Configure the incremental refresh for Azure Data Lake data sources

  1. When adding or editing a data source, navigate to the Attributes pane for the table.

  2. Review the attributes. Make sure a created or last updated date attribute is set up with a dateTime Data format and a Calendar.Date Semantic type. Edit the attribute if necessary and select Done.

  3. From the Select Tables pane, edit the table. The Incremental ingestion checkbox is selected.

    Configure tables in a data source for incremental refresh.

    1. Browse to the root folder that contains the .csv or .parquet files for full data, incremental data upserts, and incremental data deletes.
    2. Enter the extension for the full data and both incremental files (.csv or .parquet).
    3. For .csv files, select the column delimiter and if you want the first row of the file as a column header.
    4. Select Save.
  4. For Last updated, select the date timestamp attribute.

  5. If the Primary key isn't selected, select the primary key. The primary key is an attribute unique to the table. For an attribute to be a valid primary key, it shouldn't include duplicate values, missing values, or null values. String, integer, and GUID data type attributes are supported as primary keys.

  6. Select Close to save and close the pane.

  7. Continue with adding or editing the data source.

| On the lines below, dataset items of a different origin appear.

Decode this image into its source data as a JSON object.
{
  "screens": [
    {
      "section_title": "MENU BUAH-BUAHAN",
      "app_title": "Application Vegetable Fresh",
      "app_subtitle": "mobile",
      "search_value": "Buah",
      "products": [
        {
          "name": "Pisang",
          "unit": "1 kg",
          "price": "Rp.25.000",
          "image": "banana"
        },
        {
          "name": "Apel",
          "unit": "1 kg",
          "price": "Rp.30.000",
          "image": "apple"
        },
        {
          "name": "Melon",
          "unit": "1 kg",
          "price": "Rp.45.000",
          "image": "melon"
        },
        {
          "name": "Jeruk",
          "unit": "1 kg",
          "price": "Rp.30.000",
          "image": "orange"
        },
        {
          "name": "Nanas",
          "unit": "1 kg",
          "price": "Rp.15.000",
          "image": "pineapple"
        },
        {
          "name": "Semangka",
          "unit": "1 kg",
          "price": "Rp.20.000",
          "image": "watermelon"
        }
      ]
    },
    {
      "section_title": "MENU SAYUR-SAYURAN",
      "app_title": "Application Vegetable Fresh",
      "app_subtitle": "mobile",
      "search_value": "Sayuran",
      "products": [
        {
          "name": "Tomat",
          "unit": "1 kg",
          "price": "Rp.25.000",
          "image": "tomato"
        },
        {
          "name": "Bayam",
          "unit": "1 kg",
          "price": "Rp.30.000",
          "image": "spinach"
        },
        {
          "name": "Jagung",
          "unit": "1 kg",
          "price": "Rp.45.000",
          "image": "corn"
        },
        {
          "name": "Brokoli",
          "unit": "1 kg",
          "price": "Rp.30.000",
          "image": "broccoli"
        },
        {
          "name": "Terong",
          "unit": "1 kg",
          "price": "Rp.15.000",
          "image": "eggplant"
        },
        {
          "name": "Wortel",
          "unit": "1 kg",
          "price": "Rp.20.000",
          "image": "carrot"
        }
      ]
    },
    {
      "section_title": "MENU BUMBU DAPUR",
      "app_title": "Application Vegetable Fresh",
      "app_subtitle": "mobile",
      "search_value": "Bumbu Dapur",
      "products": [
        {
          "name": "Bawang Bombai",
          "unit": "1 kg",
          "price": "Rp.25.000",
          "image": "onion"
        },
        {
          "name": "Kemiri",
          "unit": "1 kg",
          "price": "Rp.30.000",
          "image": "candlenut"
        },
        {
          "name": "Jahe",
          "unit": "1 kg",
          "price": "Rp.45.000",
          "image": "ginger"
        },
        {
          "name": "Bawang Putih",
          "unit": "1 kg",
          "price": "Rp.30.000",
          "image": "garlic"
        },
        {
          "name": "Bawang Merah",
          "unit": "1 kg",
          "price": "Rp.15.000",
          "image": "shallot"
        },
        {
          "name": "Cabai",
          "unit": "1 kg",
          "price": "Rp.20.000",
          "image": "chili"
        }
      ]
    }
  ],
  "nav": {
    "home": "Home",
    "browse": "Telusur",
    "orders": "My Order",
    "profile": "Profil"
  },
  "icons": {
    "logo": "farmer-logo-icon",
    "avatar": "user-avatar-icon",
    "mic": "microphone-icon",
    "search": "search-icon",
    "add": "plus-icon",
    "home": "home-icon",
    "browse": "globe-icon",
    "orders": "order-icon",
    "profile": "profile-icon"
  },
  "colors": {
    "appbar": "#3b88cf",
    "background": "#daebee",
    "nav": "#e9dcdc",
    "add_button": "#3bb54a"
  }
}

Run a one-time full refresh for Azure Data Lake data sources

After you configure an incremental refresh for Azure Data Lake data sources, there are times when data needs to be processed with a full refresh. The full data folder set up for the incremental refresh must contain the location of the full data.

  1. When editing the data source, navigate to the Select tables pane and edit the table you want to refresh.

  2. On the Edit table pane, scroll to the Run one-time full refresh checkbox and select it.

    Configure table in a data source for one-time refresh.

  3. For Process incremental files from, specify the date and time to retain the incremental files. Full data plus the incremental data starts processing after the specified date and time. For example, if you want to perform a partial data refresh/backfill until the end of November while retaining the incremental data from the beginning of December to today (Dec 30), enter December 1. To replace all the data and ignore the data in the incremental folder, specify a future date.

  4. Select Close to save and close the pane.

  5. Select Save to apply your changes and return to the Data sources page. The data source is in Refreshing status, performing a full refresh.